To benefit from this feature:

  1. Supply an OASIS catalog that resolves schema references (or otherwise ensure the grammars are reachable).
  2. Enable validation (parser.setValidating(true)) only if you need DTD enforcement; default attributes are merged regardless.

You will then see the defaults in DOM output and SAX callbacks.

The sample command npm run relaxng-defaults demonstrates this with a RelaxNG grammar resolved through the catalog: the parser pulls default attributes from library-rng.xml even though validation remains disabled.

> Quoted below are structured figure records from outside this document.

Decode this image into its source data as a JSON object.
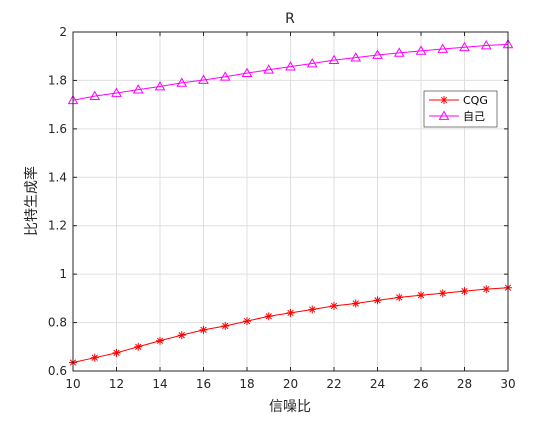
{
  "chart_data": {
    "type": "line",
    "title": "R",
    "xlabel": "信噪比",
    "ylabel": "比特生成率",
    "xlim": [
      10,
      30
    ],
    "ylim": [
      0.6,
      2
    ],
    "x_ticks": [
      10,
      12,
      14,
      16,
      18,
      20,
      22,
      24,
      26,
      28,
      30
    ],
    "y_ticks": [
      0.6,
      0.8,
      1,
      1.2,
      1.4,
      1.6,
      1.8,
      2
    ],
    "grid": true,
    "legend_position": "upper-right",
    "x": [
      10,
      11,
      12,
      13,
      14,
      15,
      16,
      17,
      18,
      19,
      20,
      21,
      22,
      23,
      24,
      25,
      26,
      27,
      28,
      29,
      30
    ],
    "series": [
      {
        "name": "CQG",
        "color": "#ff0000",
        "marker": "asterisk",
        "values": [
          0.635,
          0.655,
          0.675,
          0.7,
          0.725,
          0.748,
          0.77,
          0.786,
          0.806,
          0.826,
          0.84,
          0.854,
          0.869,
          0.879,
          0.892,
          0.904,
          0.913,
          0.921,
          0.93,
          0.938,
          0.944
        ]
      },
      {
        "name": "自己",
        "color": "#ff00ff",
        "marker": "triangle",
        "values": [
          1.718,
          1.735,
          1.748,
          1.762,
          1.775,
          1.79,
          1.802,
          1.815,
          1.83,
          1.844,
          1.857,
          1.87,
          1.884,
          1.894,
          1.905,
          1.914,
          1.922,
          1.93,
          1.937,
          1.944,
          1.949
        ]
      }
    ]
  }
}
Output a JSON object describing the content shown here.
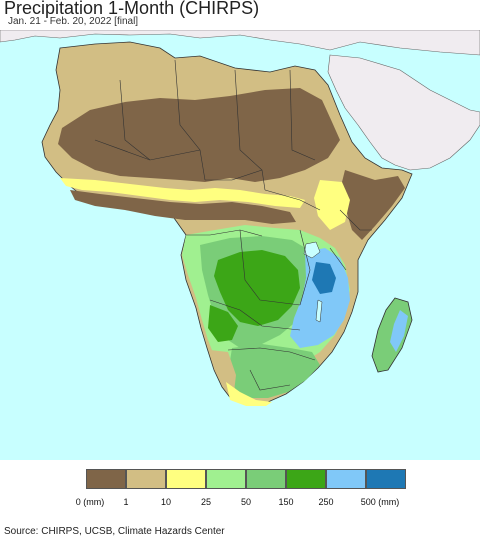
{
  "header": {
    "title": "Precipitation 1-Month (CHIRPS)",
    "subtitle": "Jan. 21 - Feb. 20, 2022 [final]"
  },
  "map": {
    "region": "Africa",
    "ocean_color": "#c8ffff",
    "non_data_land_color": "#f0ecf0"
  },
  "legend": {
    "colors": [
      "#7f6548",
      "#d2be84",
      "#ffff80",
      "#a0f090",
      "#7acd78",
      "#3ca617",
      "#80c8f8",
      "#1e78b4"
    ],
    "tick_labels": [
      "0 (mm)",
      "1",
      "10",
      "25",
      "50",
      "150",
      "250",
      "500 (mm)"
    ]
  },
  "footer": {
    "source": "Source: CHIRPS, UCSB, Climate Hazards Center"
  }
}
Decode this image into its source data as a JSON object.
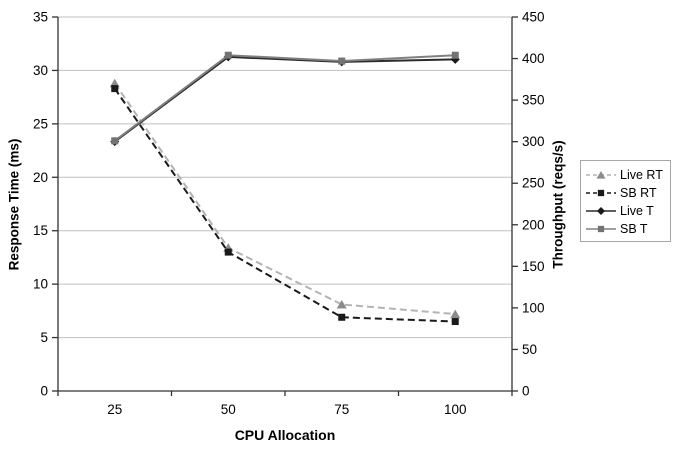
{
  "page": {
    "background": "#ffffff"
  },
  "chart_data": {
    "type": "line",
    "title": "",
    "xlabel": "CPU Allocation",
    "x_categories": [
      "25",
      "50",
      "75",
      "100"
    ],
    "left_axis": {
      "label": "Response Time (ms)",
      "min": 0,
      "max": 35,
      "step": 5
    },
    "right_axis": {
      "label": "Throughput (reqs/s)",
      "min": 0,
      "max": 450,
      "step": 50
    },
    "grid": {
      "horizontal": true,
      "color": "#c0c0c0"
    },
    "axis_color": "#333333",
    "legend_position": "right",
    "series": [
      {
        "name": "Live RT",
        "axis": "left",
        "marker": "triangle",
        "line_style": "dashed",
        "color": "#b3b3b3",
        "marker_color": "#8c8c8c",
        "values": [
          28.8,
          13.4,
          8.1,
          7.2
        ]
      },
      {
        "name": "SB RT",
        "axis": "left",
        "marker": "square",
        "line_style": "dashed",
        "color": "#1a1a1a",
        "marker_color": "#1a1a1a",
        "values": [
          28.3,
          13.0,
          6.9,
          6.5
        ]
      },
      {
        "name": "Live T",
        "axis": "right",
        "marker": "diamond",
        "line_style": "solid",
        "color": "#2b2b2b",
        "marker_color": "#1a1a1a",
        "values": [
          300,
          402,
          396,
          399
        ]
      },
      {
        "name": "SB T",
        "axis": "right",
        "marker": "square",
        "line_style": "solid",
        "color": "#808080",
        "marker_color": "#737373",
        "values": [
          301,
          404,
          397,
          404
        ]
      }
    ]
  }
}
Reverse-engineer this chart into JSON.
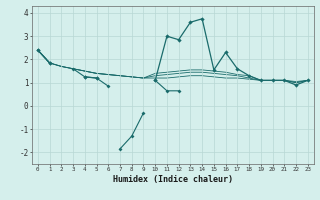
{
  "xlabel": "Humidex (Indice chaleur)",
  "x_values": [
    0,
    1,
    2,
    3,
    4,
    5,
    6,
    7,
    8,
    9,
    10,
    11,
    12,
    13,
    14,
    15,
    16,
    17,
    18,
    19,
    20,
    21,
    22,
    23
  ],
  "line1_zigzag": [
    2.4,
    1.85,
    null,
    1.6,
    1.25,
    1.2,
    0.85,
    null,
    null,
    null,
    1.1,
    0.65,
    0.65,
    null,
    null,
    null,
    null,
    null,
    null,
    null,
    null,
    null,
    null,
    null
  ],
  "line2_dip": [
    null,
    null,
    null,
    null,
    null,
    null,
    null,
    -1.85,
    -1.3,
    -0.3,
    null,
    null,
    null,
    null,
    null,
    null,
    null,
    null,
    null,
    null,
    null,
    null,
    null,
    null
  ],
  "line3_flat": [
    2.4,
    1.85,
    1.7,
    1.6,
    1.5,
    1.4,
    1.35,
    1.3,
    1.25,
    1.2,
    1.2,
    1.2,
    1.25,
    1.3,
    1.3,
    1.25,
    1.2,
    1.2,
    1.15,
    1.1,
    1.1,
    1.1,
    1.05,
    1.1
  ],
  "line4_flat": [
    2.4,
    1.85,
    1.7,
    1.6,
    1.5,
    1.4,
    1.35,
    1.3,
    1.25,
    1.2,
    1.3,
    1.35,
    1.4,
    1.45,
    1.45,
    1.4,
    1.35,
    1.3,
    1.2,
    1.1,
    1.1,
    1.1,
    1.0,
    1.1
  ],
  "line5_flat": [
    2.4,
    1.85,
    1.7,
    1.6,
    1.5,
    1.4,
    1.35,
    1.3,
    1.25,
    1.2,
    1.4,
    1.45,
    1.5,
    1.55,
    1.55,
    1.5,
    1.45,
    1.35,
    1.3,
    1.1,
    1.1,
    1.1,
    1.0,
    1.1
  ],
  "main_line": [
    2.4,
    1.85,
    null,
    null,
    1.25,
    1.2,
    null,
    null,
    null,
    null,
    1.1,
    3.0,
    2.85,
    3.6,
    3.75,
    1.55,
    2.3,
    1.6,
    1.3,
    1.1,
    1.1,
    1.1,
    0.9,
    1.1
  ],
  "bg_color": "#d5efec",
  "line_color": "#1a6b6b",
  "grid_color": "#b8d8d5",
  "ylim": [
    -2.5,
    4.3
  ],
  "xlim": [
    -0.5,
    23.5
  ]
}
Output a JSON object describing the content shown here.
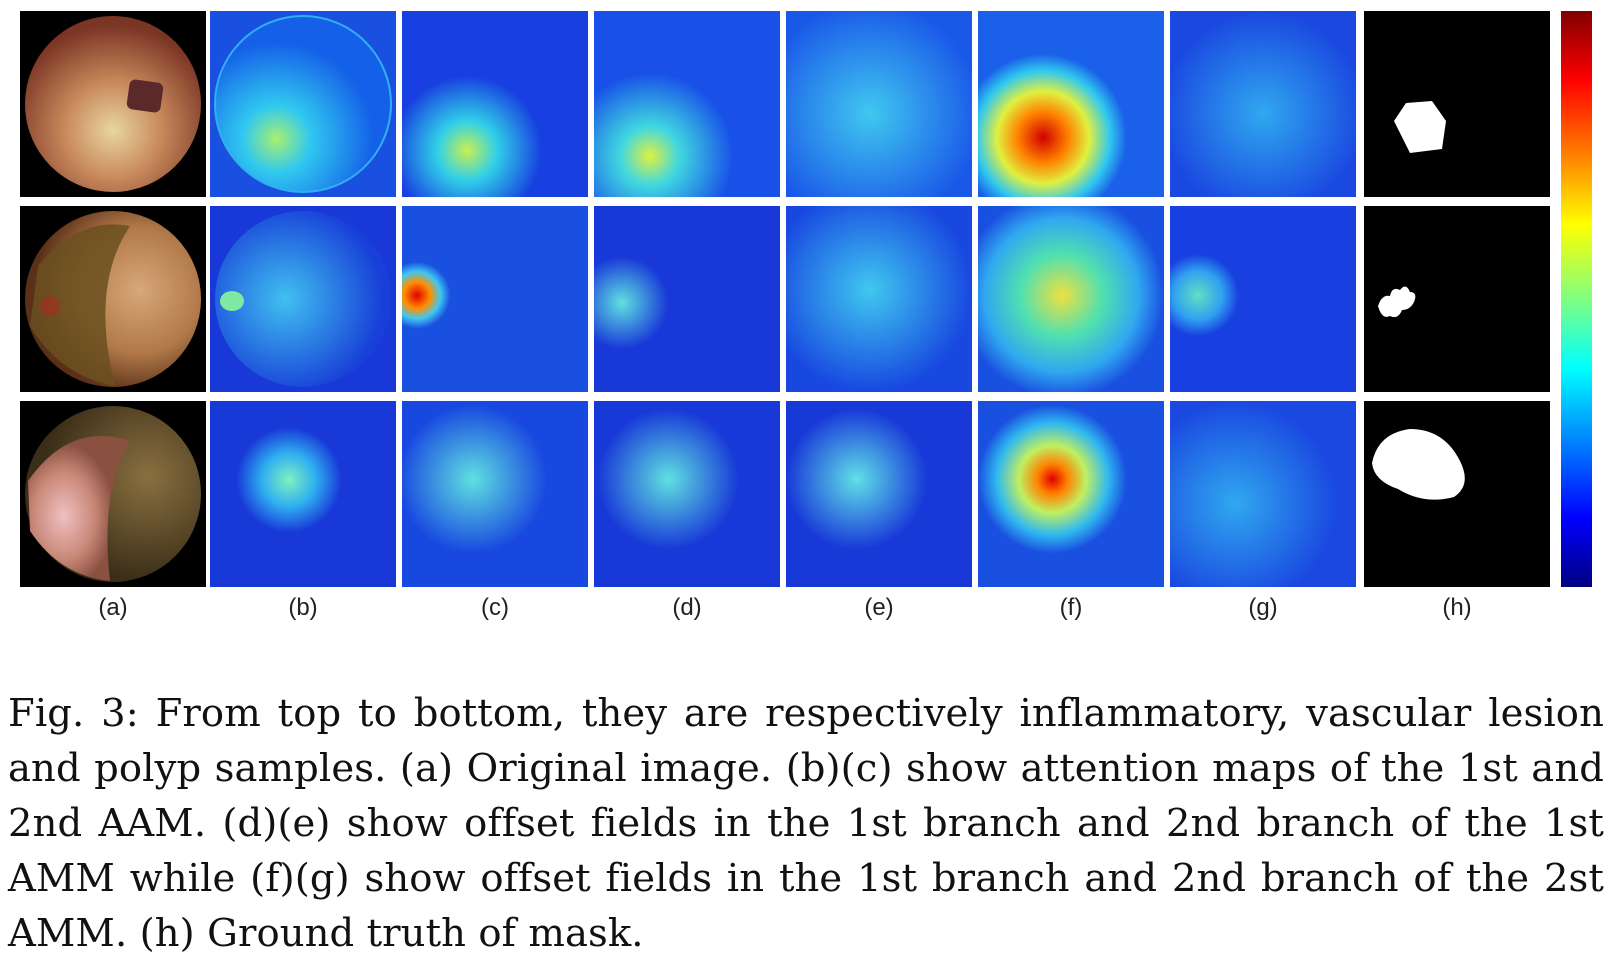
{
  "figure": {
    "columns": [
      "(a)",
      "(b)",
      "(c)",
      "(d)",
      "(e)",
      "(f)",
      "(g)",
      "(h)"
    ],
    "rows": [
      "inflammatory",
      "vascular lesion",
      "polyp"
    ]
  },
  "caption": {
    "text": "Fig. 3: From top to bottom, they are respectively inflammatory, vascular lesion and polyp samples. (a) Original image. (b)(c) show attention maps of the 1st and 2nd AAM. (d)(e) show offset fields in the 1st branch and 2nd branch of the 1st AMM while (f)(g) show offset fields in the 1st branch and 2nd branch of the 2st AMM. (h) Ground truth of mask."
  },
  "colors": {
    "colormap_high": "#800000",
    "colormap_mid": "#80ff80",
    "colormap_low": "#000080"
  }
}
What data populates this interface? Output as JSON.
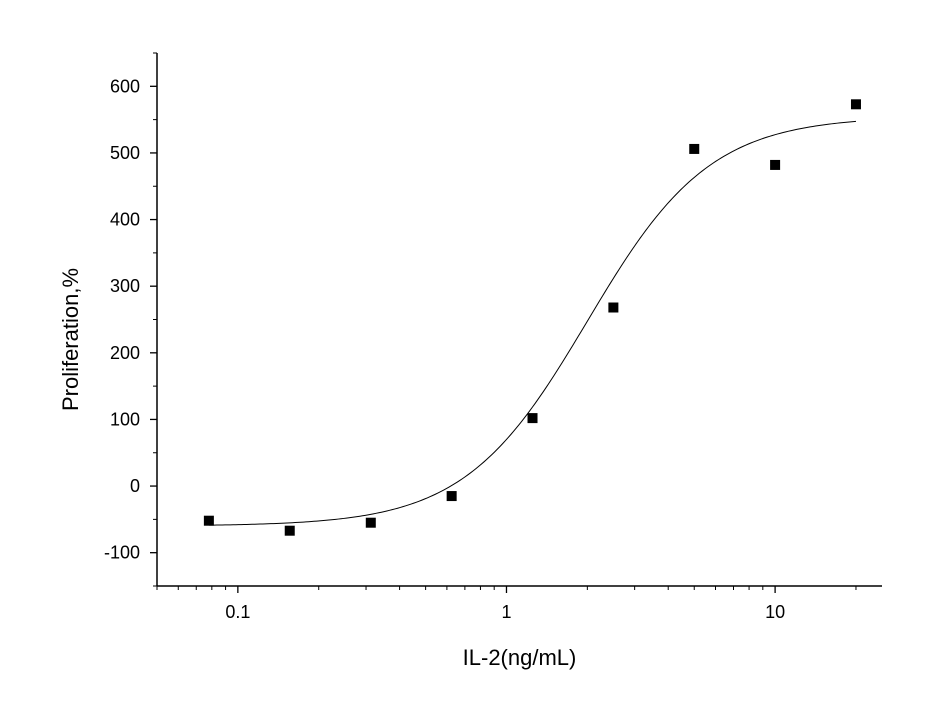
{
  "chart_data": {
    "type": "scatter",
    "title": "",
    "xlabel": "IL-2(ng/mL)",
    "ylabel": "Proliferation,%",
    "x_scale": "log",
    "xlim": [
      0.05,
      25
    ],
    "ylim": [
      -150,
      650
    ],
    "x_ticks": [
      {
        "value": 0.1,
        "label": "0.1"
      },
      {
        "value": 1,
        "label": "1"
      },
      {
        "value": 10,
        "label": "10"
      }
    ],
    "y_ticks": [
      {
        "value": -100,
        "label": "-100"
      },
      {
        "value": 0,
        "label": "0"
      },
      {
        "value": 100,
        "label": "100"
      },
      {
        "value": 200,
        "label": "200"
      },
      {
        "value": 300,
        "label": "300"
      },
      {
        "value": 400,
        "label": "400"
      },
      {
        "value": 500,
        "label": "500"
      },
      {
        "value": 600,
        "label": "600"
      }
    ],
    "grid": false,
    "legend": "none",
    "marker": "square",
    "color": "#000000",
    "series": [
      {
        "x": [
          0.078,
          0.156,
          0.3125,
          0.625,
          1.25,
          2.5,
          5,
          10,
          20
        ],
        "y": [
          -52,
          -67,
          -55,
          -15,
          102,
          268,
          506,
          482,
          573
        ]
      }
    ],
    "fit": {
      "model": "logistic",
      "x_range": [
        0.078,
        20
      ],
      "bottom": -60,
      "top": 555,
      "x0": 2.0,
      "slope": 1.9
    }
  }
}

10. Error Handling and Diagnostics

Wrap parsing calls with try/catch or use the promise returned by parseStream to intercept errors. For debugging, inspect the parser’s diagnostic maps:

console.log("Schemas processed:", Array.from(parser.processedSchemaLocations));
console.log("Namespaces processed:", Array.from(parser.processedNamespaces));
console.log("Schemas that failed:", Array.from(parser.failedSchemaLocations));

These collections help you confirm which schemas were loaded and where defaults originated.

11. Next Steps

  • Combine SAXParser with your application’s data model by creating specialised handlers.
  • Use DOMBuilder for modification-heavy workflows, then serialise with XMLDocument#toString().
  • Explore the source in ts/ for advanced utilities such as indentation helpers, writers, and RelaxNG support.
  • Download the samples/ folder, run npm install, and execute npm run parse-file to test everything with Node immediately.
  • Browse the runnable snippets under samples/ for end-to-end code you can adapt.

TypesXML is designed for modular extension—mix and match DOM, SAX, catalog resolution, and schema defaults to suit your application.